Malians approved changes in the constitution in Sunday’s referendum with 97% of the vote, the West African country’s electoral authority said on Friday.
Regional powers and Mali’s ruling military junta which mostly organized and backed the referendum — said it will pave the way to elections in February 2024 and a return to civilian rule.
The turnout rate was at 39.4% of the country’s 8.4 million registered voters, Moustapha Cisse, head of the electoral commission said, announcing the results in Bamako.
Some of the proposed clauses in the new constitution drafted by the transitional council are contentious, with proponents saying they would strengthen fragile political institutions and opponents saying they would give too much power to the president.
But regional bodies and the United Nations see the referendum itself as an important test of the junta’s willingness to stick to the transition and hold a nationwide democratic process, particularly at a time when Islamist militants are stepping up attacks.

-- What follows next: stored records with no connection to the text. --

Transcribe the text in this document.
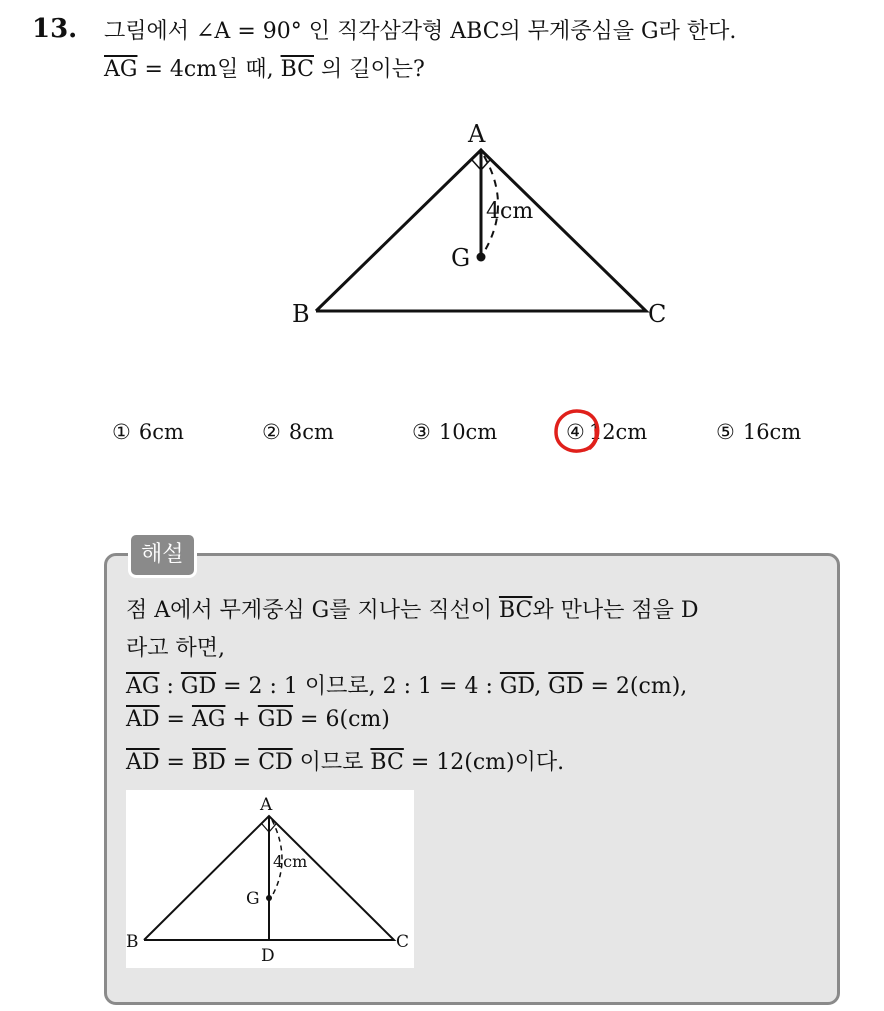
13. 그림에서 ∠A = 90° 인 직각삼각형 ABC의 무게중심을 G라 한다.
$\overline{AG} = 4cm$일 때, $\overline{BC}$ 의 길이는?
A
B	C
G
4cm
① 6cm	② 8cm	③ 10cm	④ 12cm	⑤ 16cm
해설
점 A에서 무게중심 G를 지나는 직선이 $\overline{BC}$와 만나는 점을 D
라고 하면,
$\overline{AG}$ : $\overline{GD} = 2$ : 1 이므로, 2 : 1 = 4 : $\overline{GD}$, $\overline{GD} = 2(cm)$,
$\overline{AD} = \overline{AG} + \overline{GD} = 6(cm)$
$\overline{AD} = \overline{BD} = \overline{CD}$ 이므로 $\overline{BC} = 12(cm)$이다.
A
B	C
G
D
4cm
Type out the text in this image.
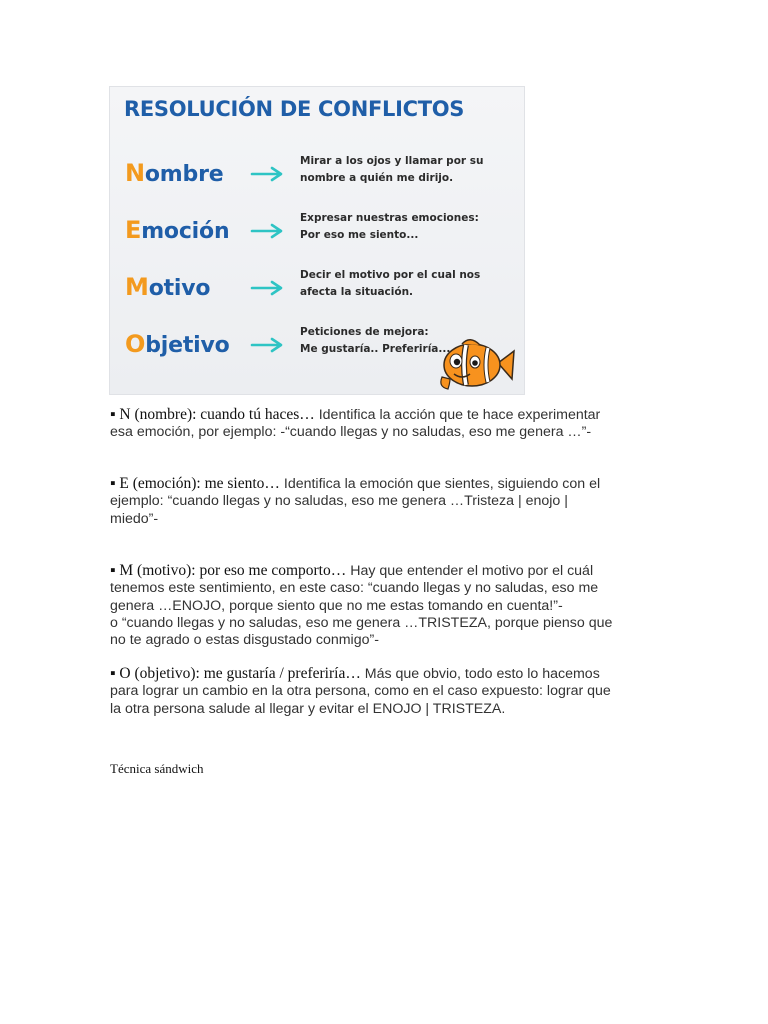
RESOLUCIÓN DE CONFLICTOS
Nombre
Mirar a los ojos y llamar por su
nombre a quién me dirijo.
Emoción
Expresar nuestras emociones:
Por eso me siento...
Motivo
Decir el motivo por el cual nos
afecta la situación.
Objetivo
Peticiones de mejora:
Me gustaría.. Preferiría...
▪ N (nombre): cuando tú haces… Identifica la acción que te hace experimentar
esa emoción, por ejemplo: -“cuando llegas y no saludas, eso me genera …”-
▪ E (emoción): me siento… Identifica la emoción que sientes, siguiendo con el
ejemplo: “cuando llegas y no saludas, eso me genera …Tristeza | enojo |
miedo”-
▪ M (motivo): por eso me comporto… Hay que entender el motivo por el cuál
tenemos este sentimiento, en este caso: “cuando llegas y no saludas, eso me
genera …ENOJO, porque siento que no me estas tomando en cuenta!”-
o “cuando llegas y no saludas, eso me genera …TRISTEZA, porque pienso que
no te agrado o estas disgustado conmigo”-
▪ O (objetivo): me gustaría / preferiría… Más que obvio, todo esto lo hacemos
para lograr un cambio en la otra persona, como en el caso expuesto: lograr que
la otra persona salude al llegar y evitar el ENOJO | TRISTEZA.
Técnica sándwich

Poll observers reported a number of security incidents during the vote.
Voters in several villages were forced to flee after gunmen burst into voting centres, bringing operations to a halt and destroying materials, observers said.
Little voting took place in large areas of northern Mali controlled by militants linked to al Qaeda and Islamic State.
The West Africa Sahel nation has struggled to find stability since the 2012 Tuareg rebellion. Northern armed groups that signed a 2015 peace deal, had called for a boycott of the referendum saying the process was “not sufficiently inclusive”.